L’avventura e il potere delle storie: YA. La battaglia di Campocarne

81oEi3TPVJL«Il carro era coperto da un telo di stoffa scura che forse un tempo era blu come la notte ma che ora era liso e sbiadito dal sole. Sul telo campeggiava una grande scritta in semplici lettere argentate: PER L’AVVENTURA, YA!!
Stecco conosceva quelle parole. Come le conosceva qualsiasi altro ragazzo della sua età. Erano il grido di battaglia del Granduomo e della Compagnia dei Giovani Avventurieri. Stecco l’aveva sentito declamare centinaia di volte quando, insieme agli altri bambini del villaggio, si era seduto attorno al fuoco ad ascoltare i cantastorie raccontare le imprese degli eroi. Adesso Stecco era diventato troppo grande per sedere attorno al fuoco, ma non ancora abbastanza da smettere di credere che, un giorno, il Granduomo sarebbe potuto arrivare anche nel suo sperduto paesino e che gli avrebbe chiesto di seguirlo in un lungo e pericoloso viaggio dove avrebbero sfidato la morte, compiuto eroiche gesta e conquistato fortuna e gloria. Insieme!
Era quello il suo sogno più segreto.
Quello che Stecco non sapeva è che, seppur raramente, i sogni si avverano.
E che spesso si rivelano incubi».

Quanti avranno sognato, almeno una volta nella vita, di vivere una grande Avventura, sì, proprio con la A maiuscola. Lo ha fatto Stecco, il giovane protagonista di “YA. La Battaglia di Campocarne” (Mondadori), il romanzo d’esordio di Roberto Recchioni. Stecco vive nel piccolo paese di Zarafa, Stecco è magro come l’osso di un cane, Stecco non sa combattere ma è un maestro nell’arte di schivare, Stecco sa cos’è la paura. ma conosce altrettanto bene il coraggio. Stecco crede nel potere delle storie.

YA. La Battaglia di Campocarne è un fantasy sui generis, ambientato in un tempo lontano dove esistono ancora i Cantastorie e se sbagli sentiero ti puoi imbattere il un branco di Invasati, un po’ come i vaganti di The walking dead… ma più spaventosi. Un mondo dove ti devi guardare dagli Iettatori, che ti lanciano cattivi auspici e più ci credi e più fa male, un mondo in cui non puoi mai dare le spalle agli uomini d’arme. Un mondo in cui le storie possono ferire quanto la spada. Perché, come dice il Granduomo: «Sono storie. E più sei bravo a raccontarle, più la gente ci crederà. E più persone ci crederanno, più diventeranno vere».

Ma YA. La Battaglia di Campocarne è anche, a tutti gli effetti, un romanzo di formazione.
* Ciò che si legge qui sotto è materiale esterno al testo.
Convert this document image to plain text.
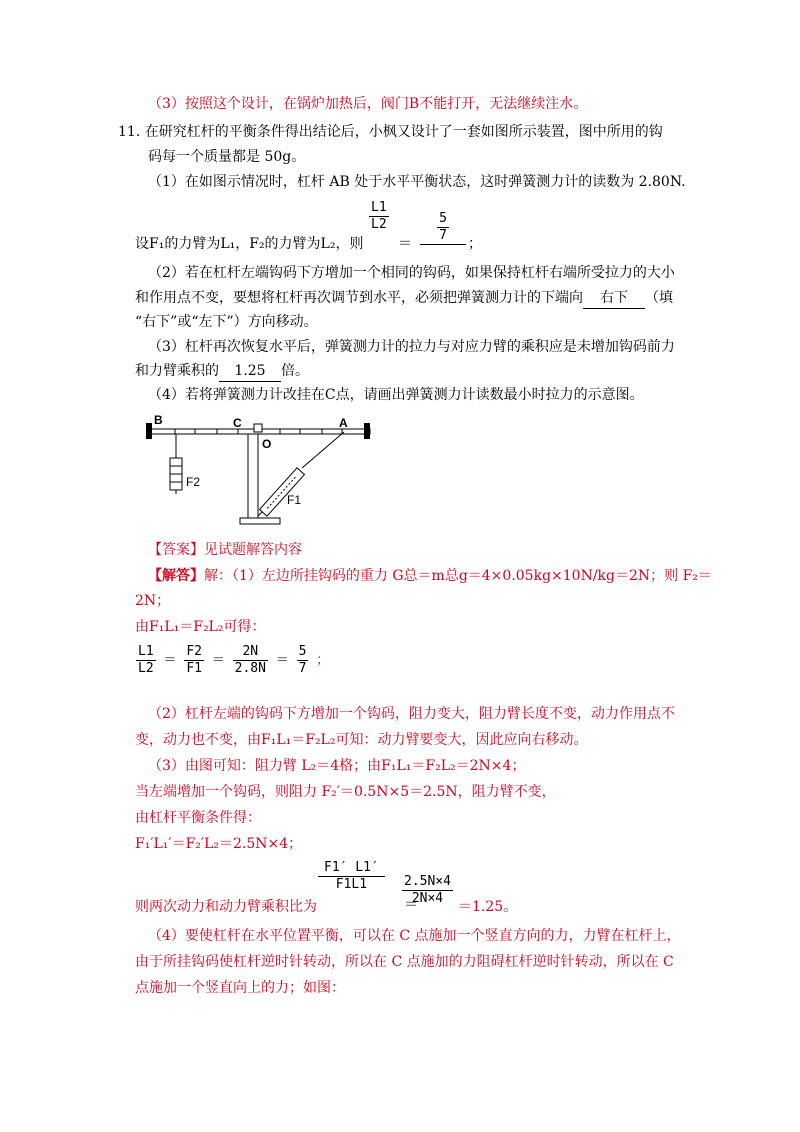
（3）按照这个设计，在锅炉加热后，阀门B不能打开，无法继续注水。
11. 在研究杠杆的平衡条件得出结论后，小枫又设计了一套如图所示装置，图中所用的钩
码每一个质量都是 50g。
（1）在如图示情况时，杠杆 AB 处于水平平衡状态，这时弹簧测力计的读数为 2.80N.
设F₁的力臂为L₁，F₂的力臂为L₂，则
$\frac{L1}{L2}$
＝ $\frac{5}{7}$ ；
（2）若在杠杆左端钩码下方增加一个相同的钩码，如果保持杠杆右端所受拉力的大小
和作用点不变，要想将杠杆再次调节到水平，必须把弹簧测力计的下端向 右下 （填
“右下”或“左下”）方向移动。
（3）杠杆再次恢复水平后，弹簧测力计的拉力与对应力臂的乘积应是未增加钩码前力
和力臂乘积的 1.25 倍。
（4）若将弹簧测力计改挂在C点，请画出弹簧测力计读数最小时拉力的示意图。
B	C	A
O
F2
F1
【答案】见试题解答内容
【解答】解：（1）左边所挂钩码的重力 G总＝m总g＝4×0.05kg×10N/kg＝2N；则 F₂＝
2N；
由F₁L₁＝F₂L₂可得：
$\frac{L1}{L2} = \frac{F2}{F1} = \frac{2N}{2.8N} = \frac{5}{7}$ ；
（2）杠杆左端的钩码下方增加一个钩码，阻力变大，阻力臂长度不变，动力作用点不
变，动力也不变，由F₁L₁＝F₂L₂可知：动力臂要变大，因此应向右移动。
（3）由图可知：阻力臂 L₂＝4格；由F₁L₁＝F₂L₂＝2N×4；
当左端增加一个钩码，则阻力 F₂′＝0.5N×5＝2.5N，阻力臂不变，
由杠杆平衡条件得：
F₁′L₁′＝F₂′L₂＝2.5N×4；
则两次动力和动力臂乘积比为
$\frac{F1' L1'}{F1L1} \frac{2.5N\times 4}{2N\times 4}$
＝	＝1.25。
（4）要使杠杆在水平位置平衡，可以在 C 点施加一个竖直方向的力，力臂在杠杆上，
由于所挂钩码使杠杆逆时针转动，所以在 C 点施加的力阻碍杠杆逆时针转动，所以在 C
点施加一个竖直向上的力；如图：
Il giovane protagonista parte per un’avventura che è la vita stessa. Il crescere, che passa attraverso incontri, battaglie furiose e salvataggi in extremis, perdite da strappare il cuore, sconfitte e nuovi inizi.

E poi c’è l’amore. Imperfetto e a volte improbabile, che ha il volto di Marta la Brutta, a mio avviso uno dei personaggi più riusciti di tutta la storia. Marta, con il suo carattere ribelle e indomito. Lei, che conosce le montagne e sa ascoltare la loro voce, perché «Le montagne lo sanno. Puoi mentire agli altri e a te stesso, ma non a loro.»
E proprio con il rito delle montagne, Marta diventa moglie di Stecco e lui suo marito.

Marta mi ha ricordato per certi versi altri due personaggi femminili dell’universo recchioniano. Due giovani donne altrettanto selvagge e fuggevoli. Si tratta di Mocciosa e Rosa, che conosce bene chi ha esplorato l’universo di Orfani. E come in Orfani prima, e Ringo e Nuovo Mondo poi, anche in YA sono gli adolescenti i protagonisti di una storia più grande di loro. Loro, a cercare di essere eroi per non soccombere, loro a dover sanguinare, a volte per gli errori del mondo a cui appartengono, a volte per inseguire… L’Avventura! E la copertina di Gipi sembra l’unica capace di poter racchiudere tutto questo.

Lo stile di Recchioni è fluido e cinematografico. Le scene ti scorrono davanti con la potenza di un racconto per immagini e ti conducono, pagina dopo pagina, all’interno di un mondo parallelo, pulsante, in cui convivere riferimenti letterari (Tolkien, Rice Burroughs), cinematografici (Bergman) e videoludici (impossibile non riconoscere un affettuoso omaggio alla saga di Zork della Infocom).
«Perché è questo che fanno le storie quando sono buone: diventano sempre più grandi. E nessuno avrebbe mai potuto immaginare quanto enorme sarebbe diventata quella di Stecco».